Few investors today would consider investing in long-term Treasury bonds.
The yield curve, which measures the spread between interest rates for short-term and long-term bonds, is not as flat as it has been in recent years, but that’s faint hope for investors.
A 10-year Treasury is still yielding less than 3% interest. If the Federal Reserve Board achieves its goal of pushing inflation up to 2%, the real interest on a 10-year bond purchased today will be under 1%, payable at maturity.
If the Fed overshoots its goal and inflation moves higher, which is highly likely, a 10-year bond would produce a negative yield. What’s the probability that inflation will remain lower that the current yield on a 10-year Treasury over that entire period?
The U.S. has not had a period when inflation remained below 3% for a 10-year period since the days of the Great Depression. During the period of recession then slow growth that we’ve experienced since the financial crisis began in 2008, inflation has remained low and the Fed’s focus has been on fighting deflation. But when the economy improves and normal growth returns, inflation is likely to move significantly higher, as higher inflation is a byproduct of a healthy economy.
Long-term bonds are a risky investment that offers little potential gain, so if you’re buying bonds, it makes sense to go short. Unfortunately, the Fed doesn’t always make sense.
Fed Still Propping Up the Market
At the same time the Fed has been tapering its purchase of bonds, it has been lengthening the maturity of its purchases. As George Melloan wrote this week in The Wall Street Journal:
- Bonds with maturities of more than 10 years now account for 26% of the Fed’s portfolio, compared with 18% only four years ago.
- Maturities between five and 10 years now account for 37% of the portfolio, versus 26% in 2010.
- Maturities from one to five years have dropped to 37% from 42%.
- Short-term notes of 91 days to a year accounted for 23% of holdings before the 2008 financial crisis. Today, the Fed holds none.
Melloan believes the shift from short-term purchases to long-term purchases is propping up the stock market, which has remained relatively stable – with some fluctuation, of course – in spite of the Fed’s announcement that it will continue cutting back bond purchases by $10 billion a month.

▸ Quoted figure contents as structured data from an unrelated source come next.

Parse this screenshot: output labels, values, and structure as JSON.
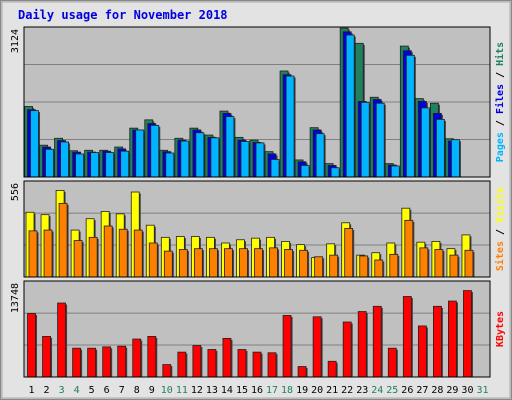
{
  "chart_data": {
    "type": "bar",
    "title": "Daily usage for November 2018",
    "categories": [
      "1",
      "2",
      "3",
      "4",
      "5",
      "6",
      "7",
      "8",
      "9",
      "10",
      "11",
      "12",
      "13",
      "14",
      "15",
      "16",
      "17",
      "18",
      "19",
      "20",
      "21",
      "22",
      "23",
      "24",
      "25",
      "26",
      "27",
      "28",
      "29",
      "30",
      "31"
    ],
    "weekend_days": [
      "3",
      "4",
      "10",
      "11",
      "17",
      "18",
      "24",
      "25",
      "31"
    ],
    "panels": [
      {
        "name": "pages-files-hits",
        "ymax": 3124,
        "ymax_label": "3124",
        "right_label_parts": [
          {
            "text": "Pages",
            "color": "#00b4ff"
          },
          {
            "text": " / ",
            "color": "#000000"
          },
          {
            "text": "Files",
            "color": "#0000e0"
          },
          {
            "text": " / ",
            "color": "#000000"
          },
          {
            "text": "Hits",
            "color": "#208060"
          }
        ],
        "series": [
          {
            "name": "Hits",
            "color": "#208060",
            "values": [
              1530,
              690,
              840,
              570,
              580,
              580,
              650,
              1060,
              1240,
              580,
              840,
              1060,
              910,
              1430,
              860,
              800,
              550,
              2300,
              370,
              1070,
              290,
              3230,
              2900,
              1730,
              290,
              2840,
              1700,
              1600,
              830,
              null,
              null
            ]
          },
          {
            "name": "Files",
            "color": "#0000e0",
            "values": [
              1460,
              650,
              790,
              540,
              540,
              560,
              610,
              1020,
              1160,
              550,
              800,
              1020,
              860,
              1380,
              800,
              750,
              500,
              2220,
              330,
              1020,
              250,
              3150,
              1640,
              1680,
              260,
              2740,
              1640,
              1380,
              780,
              null,
              null
            ]
          },
          {
            "name": "Pages",
            "color": "#00b4ff",
            "values": [
              1440,
              600,
              760,
              500,
              530,
              530,
              560,
              1020,
              1120,
              520,
              780,
              960,
              850,
              1310,
              770,
              740,
              380,
              2190,
              250,
              940,
              200,
              3080,
              1620,
              1600,
              240,
              2640,
              1500,
              1250,
              810,
              null,
              null
            ]
          }
        ]
      },
      {
        "name": "visits-sites",
        "ymax": 556,
        "ymax_label": "556",
        "right_label_parts": [
          {
            "text": "Sites",
            "color": "#ff8000"
          },
          {
            "text": " / ",
            "color": "#000000"
          },
          {
            "text": "Visits",
            "color": "#ffff00"
          }
        ],
        "series": [
          {
            "name": "Visits",
            "color": "#ffff00",
            "values": [
              400,
              385,
              535,
              290,
              360,
              405,
              390,
              525,
              320,
              245,
              250,
              250,
              245,
              210,
              230,
              240,
              245,
              220,
              200,
              120,
              205,
              335,
              135,
              150,
              210,
              425,
              215,
              220,
              175,
              260,
              null
            ]
          },
          {
            "name": "Sites",
            "color": "#ff8000",
            "values": [
              285,
              290,
              455,
              225,
              245,
              315,
              295,
              290,
              210,
              160,
              170,
              175,
              175,
              175,
              175,
              175,
              180,
              170,
              165,
              125,
              135,
              300,
              130,
              105,
              140,
              350,
              180,
              170,
              135,
              165,
              null
            ]
          }
        ]
      },
      {
        "name": "kbytes",
        "ymax": 13748,
        "ymax_label": "13748",
        "right_label_parts": [
          {
            "text": "KBytes",
            "color": "#ff0000"
          }
        ],
        "series": [
          {
            "name": "KBytes",
            "color": "#ff0000",
            "values": [
              9700,
              6200,
              11300,
              4400,
              4400,
              4600,
              4700,
              5800,
              6200,
              1900,
              3800,
              4800,
              4200,
              5900,
              4200,
              3800,
              3700,
              9400,
              1600,
              9200,
              2400,
              8400,
              10000,
              10800,
              4400,
              12300,
              7800,
              10800,
              11600,
              13200,
              null
            ]
          }
        ]
      }
    ]
  }
}
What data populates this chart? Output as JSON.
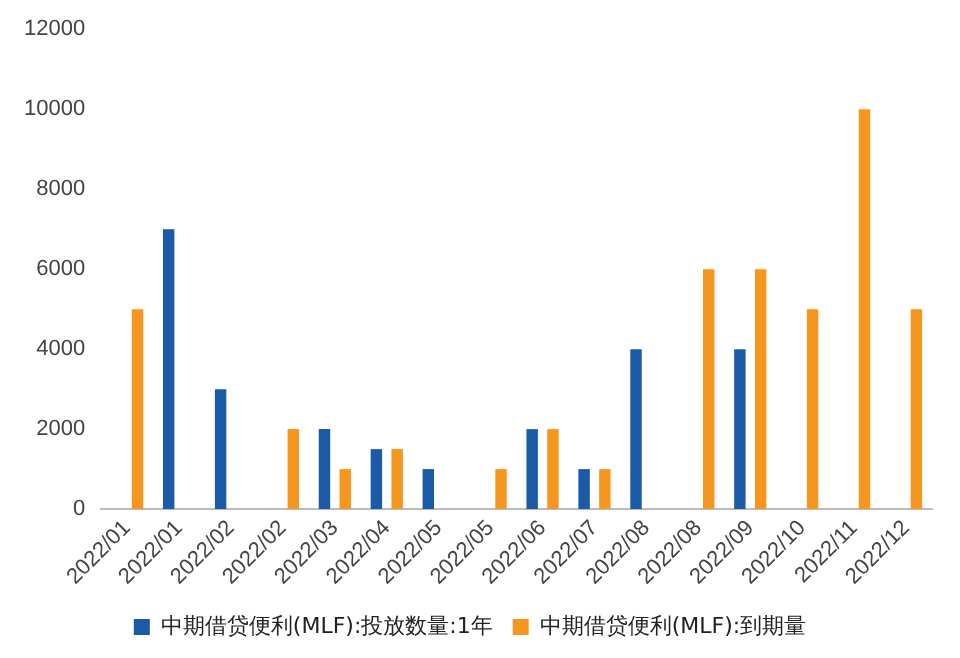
{
  "chart_data": {
    "type": "bar",
    "categories": [
      "2022/01",
      "2022/01",
      "2022/02",
      "2022/02",
      "2022/03",
      "2022/04",
      "2022/05",
      "2022/05",
      "2022/06",
      "2022/07",
      "2022/08",
      "2022/08",
      "2022/09",
      "2022/10",
      "2022/11",
      "2022/12"
    ],
    "series": [
      {
        "name": "中期借贷便利(MLF):投放数量:1年",
        "color": "#1a5aa6",
        "values": [
          null,
          7000,
          3000,
          null,
          2000,
          1500,
          1000,
          null,
          2000,
          1000,
          4000,
          null,
          4000,
          null,
          null,
          null
        ]
      },
      {
        "name": "中期借贷便利(MLF):到期量",
        "color": "#f5961f",
        "values": [
          5000,
          null,
          null,
          2000,
          1000,
          1500,
          null,
          1000,
          2000,
          1000,
          null,
          6000,
          6000,
          5000,
          10000,
          5000
        ]
      }
    ],
    "ylim": [
      0,
      12000
    ],
    "yticks": [
      0,
      2000,
      4000,
      6000,
      8000,
      10000,
      12000
    ],
    "grid": false,
    "legend": "bottom"
  }
}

Paraphrasing John Butler, a fund manager for Amphora Commodities in London, Melloan writes that “buying a greater proportion of longer-dated securities from the banking system and thus relieving bankers of risk means that monetary policy may be no more tighter than it was before tapering.”
While current stock prices are synthetically produced, rather than a reflection of fundamentals or economic strength, high stock prices sure beat low stock prices – but what are the consequences of current Fed policy?
In purchasing long-term bonds, the Fed is relieving banks and the Treasury of some of its long-term risk. But when the Fed takes on risk, so does our monetary system, American taxpayers and the world economy. We’re in the dark about how purchasing bonds that are almost certain to drop in value helps the U.S. economy, even if it does help U.S. banks.
“The Fed has put itself in a position that offers no easy way out,” according to Melloan. “If credit demand rises and that huge holding of excess bank reserves finds its way into the global economy, it could trigger inflation in excess of the Fed’s strange 2% target, and it could happen fast.”
There is an upside to going long, though. While the Fed has been buying bonds, in part, to boost inflation, by moving its purchases to long-term bonds, it will not have an incentive to help keep inflation in check.
We’ll see how that works out in the next few years.